Mom is also back in her Opening Minds through Art classes at Rose Villa. I was concerned her dementia might have progressed past the stage where she could still participate and enjoy the classes, but... HA! Dementia! You haven't ran the table yet! Mom creating art with her volunteer friend Jan is still good times for them both. Her OMA Art Show will be held Friday, January 11th, at Rose Villa, so mark your calendars now to get one of Mom's pieces of original artwork!
And even the critters of Stumped Town Dementia are joyous. Well, one of them...
Olive's antics have the human members of our household in stitches. Barnaby Bones and the cats? Not so much.
So what's the secret to our success? I dunno <shrug>. Perhaps it's the increased respite care. Now that she goes five days a week to Thelma's Place, Mom's time in an active community of peers has considerably expanded. Maybe having more social interaction than just the The Other Girl and I for the majority of her days has increased her brain's engagement, benefitting her outlook all-around. I'm certain the increased utilization of respite care has been beneficial for me - perhaps Mom is picking up on my heightened enjoyment of our time together, or, with more time to myself, I'm better equipped to capitalize on her peace and encourage it to bloom into actual pleasure.
Or, most likely, we're just in a dementia upswing.
We're never completely free of the dementia lifestyle we all know and loathe. This occurred to me yesterday as I spent the afternoon scrubbing poop stains out of Mom's bedroom carpet. It occurred to The Other Girl in full-force last night as Mom didn't sleep AT ALL, which meant she didn't either. We are, of course, still steeped in agitation at times, just much less of the time. And we have been experiencing crying jags, a new behavior for Mom which popped up this last month. These fearful fits will sometimes last a couple hours, and will hit out of the blue, but more often pass like a spring shower, leaving us with a mother much more likely to smile than sulk.

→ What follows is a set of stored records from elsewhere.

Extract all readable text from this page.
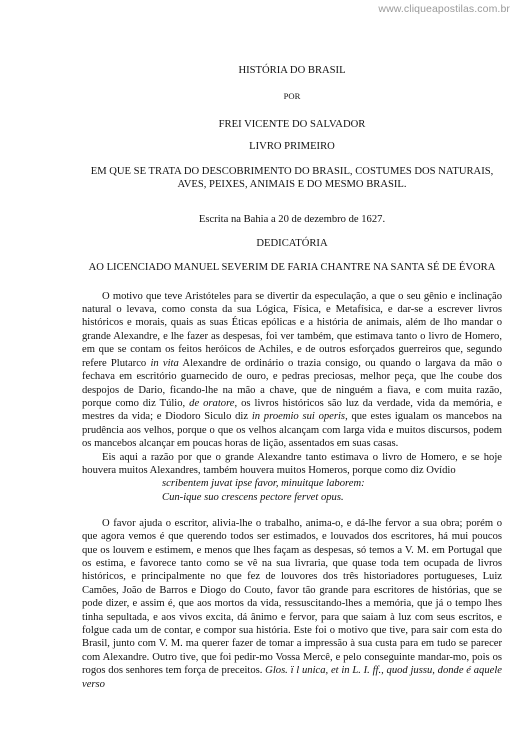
www.cliqueapostilas.com.br

HISTÓRIA DO BRASIL

POR

FREI VICENTE DO SALVADOR

LIVRO PRIMEIRO

EM QUE SE TRATA DO DESCOBRIMENTO DO BRASIL, COSTUMES DOS NATURAIS,

AVES, PEIXES, ANIMAIS E DO MESMO BRASIL.

Escrita na Bahia a 20 de dezembro de 1627.

DEDICATÓRIA

AO LICENCIADO MANUEL SEVERIM DE FARIA CHANTRE NA SANTA SÉ DE ÉVORA

O motivo que teve Aristóteles para se divertir da especulação, a que o seu gênio e inclinação natural o levava, como consta da sua Lógica, Física, e Metafísica, e dar-se a escrever livros históricos e morais, quais as suas Éticas epólicas e a história de animais, além de lho mandar o grande Alexandre, e lhe fazer as despesas, foi ver também, que estimava tanto o livro de Homero, em que se contam os feitos heróicos de Achiles, e de outros esforçados guerreiros que, segundo refere Plutarco in vita Alexandre de ordinário o trazia consigo, ou quando o largava da mão o fechava em escritório guarnecido de ouro, e pedras preciosas, melhor peça, que lhe coube dos despojos de Dario, ficando-lhe na mão a chave, que de ninguém a fiava, e com muita razão, porque como diz Túlio, de oratore, os livros históricos são luz da verdade, vida da memória, e mestres da vida; e Diodoro Siculo diz in proemio sui operis, que estes igualam os mancebos na prudência aos velhos, porque o que os velhos alcançam com larga vida e muitos discursos, podem os mancebos alcançar em poucas horas de lição, assentados em suas casas.

Eis aqui a razão por que o grande Alexandre tanto estimava o livro de Homero, e se hoje houvera muitos Alexandres, também houvera muitos Homeros, porque como diz Ovídio

scribentem juvat ipse favor, minuitque laborem:

Cun-ique suo crescens pectore fervet opus.

O favor ajuda o escritor, alivia-lhe o trabalho, anima-o, e dá-lhe fervor a sua obra; porém o que agora vemos é que querendo todos ser estimados, e louvados dos escritores, há mui poucos que os louvem e estimem, e menos que lhes façam as despesas, só temos a V. M. em Portugal que os estima, e favorece tanto como se vê na sua livraria, que quase toda tem ocupada de livros históricos, e principalmente no que fez de louvores dos três historiadores portugueses, Luiz Camões, João de Barros e Diogo do Couto, favor tão grande para escritores de histórias, que se pode dizer, e assim é, que aos mortos da vida, ressuscitando-lhes a memória, que já o tempo lhes tinha sepultada, e aos vivos excita, dá ânimo e fervor, para que saiam à luz com seus escritos, e folgue cada um de contar, e compor sua história. Este foi o motivo que tive, para sair com esta do Brasil, junto com V. M. ma querer fazer de tomar a impressão à sua custa para em tudo se parecer com Alexandre. Outro tive, que foi pedir-mo Vossa Mercê, e pelo conseguinte mandar-mo, pois os rogos dos senhores tem força de preceitos. Glos. ï l unica, et in L. I. ff., quod jussu, donde é aquele verso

As I was attempting to tuck her into bed the other night, Mom couldn't figure out how to lay down. After I made several failed attempts to swing her legs up on to the bed while she sat on the side, she finally held her stockinged feet up off the ground, nodded to them then looked at me knowingly and said, "See" as if her lower extremities were somehow the culprits in this bedtime blunder. I burst out laughing. Then so did she. We continued the laughter as we pushed and pulled her into what had to be a most uncomfortable sleeping arrangement. When all four limbs were finally on the bed I called it a win, threw a blanket over her, and kissed her a merry goodnight. I shut her door not knowing how long our good fortune will last, but so very happy that happy days are here again.